Accessing the health service is not free at the point of use, because the cost of getting there means that people cannot access the services that they need. Failure to attend can also mean that they come off a waiting list altogether. I was told by a constituent of a case in which an elderly resident could access hospital appointments only if they were made on her GP’s day off, so that her GP could drive her to the appointment. That is an absolutely crazy situation.
We were also told that although running a car costs around £50 per week, which adds to the cost of living in rural Scotland, it is necessary for people to carry that cost because it is the only way that they are able to access services.
I probably do not need to speak again about mothers from Caithness having to drive to Inverness to give birth. That journey is equivalent to driving from Edinburgh to Newcastle. If people do not have a car, they have to take a train or even a bus, and the journey is much longer.
I recently heard of a mother who, just a couple of days after delviering a baby by caesarean section, had to make a four and a half hour journey by train, on her own, carrying her newborn baby. I know that there are similar issues in Stranraer.
Another theme that came across as a major issue when we heard from witnesses in committee was housing. There is little or no affordable housing in rural Scotland for local people, in order to allow them to stay in the areas in which they were brought up, and many are being forced to move away. That was also raised as an issue with regard to recruiting staff to provide essential services. People would apply for posts, and some would even start work, only for them to find that they could not find a home and were forced to leave. Rural health and care services are left to depend on expensive agency staff and, in many cases, those services cannot run at all.
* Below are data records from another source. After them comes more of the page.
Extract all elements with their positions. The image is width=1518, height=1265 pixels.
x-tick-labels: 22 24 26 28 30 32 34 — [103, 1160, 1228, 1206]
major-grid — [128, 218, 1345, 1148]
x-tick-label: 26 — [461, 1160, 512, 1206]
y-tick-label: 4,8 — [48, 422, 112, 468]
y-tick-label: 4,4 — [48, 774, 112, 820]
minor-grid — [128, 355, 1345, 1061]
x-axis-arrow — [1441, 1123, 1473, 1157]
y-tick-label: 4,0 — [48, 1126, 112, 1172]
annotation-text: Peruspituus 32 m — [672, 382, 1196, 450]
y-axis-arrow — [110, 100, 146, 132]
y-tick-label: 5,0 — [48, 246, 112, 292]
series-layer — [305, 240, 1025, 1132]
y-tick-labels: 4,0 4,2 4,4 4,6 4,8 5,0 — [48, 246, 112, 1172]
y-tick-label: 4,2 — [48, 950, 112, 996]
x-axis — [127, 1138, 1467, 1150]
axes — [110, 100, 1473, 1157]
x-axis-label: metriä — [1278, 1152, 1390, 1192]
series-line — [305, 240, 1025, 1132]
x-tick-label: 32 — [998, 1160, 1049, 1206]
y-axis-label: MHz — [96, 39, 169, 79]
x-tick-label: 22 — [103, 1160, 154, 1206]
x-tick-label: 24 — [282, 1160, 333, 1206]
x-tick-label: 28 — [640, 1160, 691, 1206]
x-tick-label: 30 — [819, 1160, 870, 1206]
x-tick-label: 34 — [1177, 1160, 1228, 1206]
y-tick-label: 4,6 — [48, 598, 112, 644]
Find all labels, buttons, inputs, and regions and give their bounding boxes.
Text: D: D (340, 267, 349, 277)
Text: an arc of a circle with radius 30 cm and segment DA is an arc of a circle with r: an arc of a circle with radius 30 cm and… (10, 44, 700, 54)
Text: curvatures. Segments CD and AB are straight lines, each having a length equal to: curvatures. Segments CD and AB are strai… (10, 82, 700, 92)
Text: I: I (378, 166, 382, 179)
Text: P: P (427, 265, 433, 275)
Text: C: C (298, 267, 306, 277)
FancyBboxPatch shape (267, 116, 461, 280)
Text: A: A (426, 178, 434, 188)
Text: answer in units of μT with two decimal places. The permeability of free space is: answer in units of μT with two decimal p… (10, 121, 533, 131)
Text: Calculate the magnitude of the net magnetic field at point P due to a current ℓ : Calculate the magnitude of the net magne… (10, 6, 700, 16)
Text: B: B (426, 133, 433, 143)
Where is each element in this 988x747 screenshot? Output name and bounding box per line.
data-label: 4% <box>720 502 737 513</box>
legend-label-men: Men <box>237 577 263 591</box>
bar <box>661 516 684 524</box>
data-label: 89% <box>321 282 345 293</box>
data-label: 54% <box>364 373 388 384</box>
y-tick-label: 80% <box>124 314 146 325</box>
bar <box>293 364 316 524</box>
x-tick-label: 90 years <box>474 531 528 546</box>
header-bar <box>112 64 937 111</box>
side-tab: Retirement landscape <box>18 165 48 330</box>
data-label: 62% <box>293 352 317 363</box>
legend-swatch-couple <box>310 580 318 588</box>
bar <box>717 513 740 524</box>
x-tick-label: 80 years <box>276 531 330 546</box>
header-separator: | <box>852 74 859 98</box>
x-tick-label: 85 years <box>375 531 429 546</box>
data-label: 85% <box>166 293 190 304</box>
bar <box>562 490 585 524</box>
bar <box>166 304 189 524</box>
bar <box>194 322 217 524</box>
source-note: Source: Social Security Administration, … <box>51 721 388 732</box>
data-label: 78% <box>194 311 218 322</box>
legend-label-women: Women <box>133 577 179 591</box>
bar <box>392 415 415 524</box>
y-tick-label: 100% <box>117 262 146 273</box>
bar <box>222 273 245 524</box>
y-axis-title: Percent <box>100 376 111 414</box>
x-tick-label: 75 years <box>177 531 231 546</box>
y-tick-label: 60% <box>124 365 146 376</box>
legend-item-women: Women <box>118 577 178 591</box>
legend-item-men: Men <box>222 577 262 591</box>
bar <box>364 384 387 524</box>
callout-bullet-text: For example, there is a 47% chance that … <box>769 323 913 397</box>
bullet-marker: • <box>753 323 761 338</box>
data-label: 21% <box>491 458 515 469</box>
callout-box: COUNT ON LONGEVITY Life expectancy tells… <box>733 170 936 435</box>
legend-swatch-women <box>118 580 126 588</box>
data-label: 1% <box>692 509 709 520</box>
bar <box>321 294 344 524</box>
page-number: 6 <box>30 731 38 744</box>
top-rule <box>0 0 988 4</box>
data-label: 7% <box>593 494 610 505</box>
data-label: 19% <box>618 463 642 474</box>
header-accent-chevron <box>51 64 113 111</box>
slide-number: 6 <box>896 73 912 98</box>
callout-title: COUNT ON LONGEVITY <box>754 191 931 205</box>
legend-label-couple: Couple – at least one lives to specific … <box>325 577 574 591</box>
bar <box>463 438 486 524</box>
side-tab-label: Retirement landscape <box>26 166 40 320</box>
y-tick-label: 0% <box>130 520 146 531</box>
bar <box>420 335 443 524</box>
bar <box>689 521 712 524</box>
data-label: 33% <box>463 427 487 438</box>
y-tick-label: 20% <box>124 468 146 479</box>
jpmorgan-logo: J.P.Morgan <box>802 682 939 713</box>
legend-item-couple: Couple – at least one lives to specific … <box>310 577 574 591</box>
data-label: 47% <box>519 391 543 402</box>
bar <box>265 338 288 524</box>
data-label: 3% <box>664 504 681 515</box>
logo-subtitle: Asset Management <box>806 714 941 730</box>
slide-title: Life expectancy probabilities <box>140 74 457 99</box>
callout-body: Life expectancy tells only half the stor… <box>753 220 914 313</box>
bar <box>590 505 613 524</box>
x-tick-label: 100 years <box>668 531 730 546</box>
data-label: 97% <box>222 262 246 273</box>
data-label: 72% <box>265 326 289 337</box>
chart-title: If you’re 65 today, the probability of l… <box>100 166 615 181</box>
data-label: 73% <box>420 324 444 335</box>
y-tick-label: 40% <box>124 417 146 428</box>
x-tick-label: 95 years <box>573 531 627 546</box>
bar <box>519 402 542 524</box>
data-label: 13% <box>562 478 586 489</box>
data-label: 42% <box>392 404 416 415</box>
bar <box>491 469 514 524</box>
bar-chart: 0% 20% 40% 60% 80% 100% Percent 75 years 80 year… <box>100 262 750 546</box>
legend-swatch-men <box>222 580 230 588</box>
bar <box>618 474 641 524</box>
All of that leads people to leave, and the problem becomes a downward spiral of depopulation. Centralisation happens in all aspects of daily life in rural Scotland. We saw it with the centralisation of police and fire services, which have since retreated from those areas. Police stations have closed and retained fire stations are not staffed to a level that allows them to go to an emergency.
Those issues are replicated throughout all of rural Scotland. We need to find solutions that provide people in my region, and in Dumfries and Galloway and elsewhere in rural Scotland, with equitable access to services.